Nov 30, 2009

A Profile of the Art Market

The Economist discusses the current state of the art market:


The current downturn in the art market is the worst since the Japanese stopped buying Impressionists at the end of 1989, a move that started the most serious contraction in the market since the second world war. This time experts reckon that prices are about 40% down on their peak on average, though some have been far more volatile. But Edward Dolman, Christie’s chief executive, says: “I’m pretty confident we’re at the bottom.”
What makes this slump different from the last, he says, is that there are still buyers in the market, whereas in the early 1990s, when interest rates were high, there was no demand even though many collectors wanted to sell. Christie’s revenues in the first half of 2009 were still higher than in the first half of 2006. Almost everyone who was interviewed for this special report said that the biggest problem at the moment is not a lack of demand but a lack of good work to sell.
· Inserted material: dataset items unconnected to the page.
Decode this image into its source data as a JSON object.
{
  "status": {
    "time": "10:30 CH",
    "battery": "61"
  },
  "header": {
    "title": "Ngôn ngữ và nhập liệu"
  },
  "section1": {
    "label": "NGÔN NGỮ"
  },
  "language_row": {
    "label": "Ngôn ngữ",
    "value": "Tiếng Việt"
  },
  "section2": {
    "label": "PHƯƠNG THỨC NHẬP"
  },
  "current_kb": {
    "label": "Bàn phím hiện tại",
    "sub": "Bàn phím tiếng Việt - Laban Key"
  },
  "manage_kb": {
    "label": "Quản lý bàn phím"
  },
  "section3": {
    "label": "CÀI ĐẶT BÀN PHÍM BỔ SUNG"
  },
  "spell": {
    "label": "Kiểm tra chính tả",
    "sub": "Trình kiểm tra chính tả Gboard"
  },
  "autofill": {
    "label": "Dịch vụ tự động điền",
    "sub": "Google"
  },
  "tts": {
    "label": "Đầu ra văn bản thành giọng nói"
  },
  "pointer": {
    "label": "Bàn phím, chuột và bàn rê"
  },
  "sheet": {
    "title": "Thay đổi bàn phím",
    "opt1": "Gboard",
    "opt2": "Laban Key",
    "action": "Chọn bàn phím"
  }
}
The three Ds—death, debt and divorce—still deliver works of art to the market. But anyone who does not have to sell is keeping away, waiting for confidence to return.
Good thing then that other buyers have appeared in Russia, the Middle East, and China.  In fact China has increasingly used the art market to seek repatriation:


The sensitivity of the subject was shown up in February this year when the collection built up by the late Yves St Laurent, a French fashion designer, and his partner Pierre Berge was put up for sale. The auction included bronze heads of a rat and a rabbit, two pieces that had been looted from the imperial palace of Yuanmingyuan by French and British soldiers in the opium wars in 1860. The heads, part of a series of 12 figures which dominated a zodiac fountain in the palace garden, had not even been designed by a Chinese artist but by a Jesuit priest from Venice who lived in the imperial capital. All the same, their provenance and history made their sale controversial.
The government let it be known that it did not approve of a public sale of the precious bronze heads in the West and did not want its citizens to take part. Even so, both the winning bidder and several underbidders turned out to be Chinese. One, a London-based businessman, had been planning to present the bronzes to the Chinese government as a gift. The buyer, Cai Mingchao, who secured the two pieces for EURO 31m ($46m), turned out to be an adviser to a Chinese foundation which seeks to retrieve plundered treasures. He announced very publicly soon afterwards that he would not pay up. The heads were quietly returned to Mr Berge. The government has since announced that it wants to catalogue all the pieces looted from Yuanmingyuan, which some believe is the first step in a campaign to reclaim them.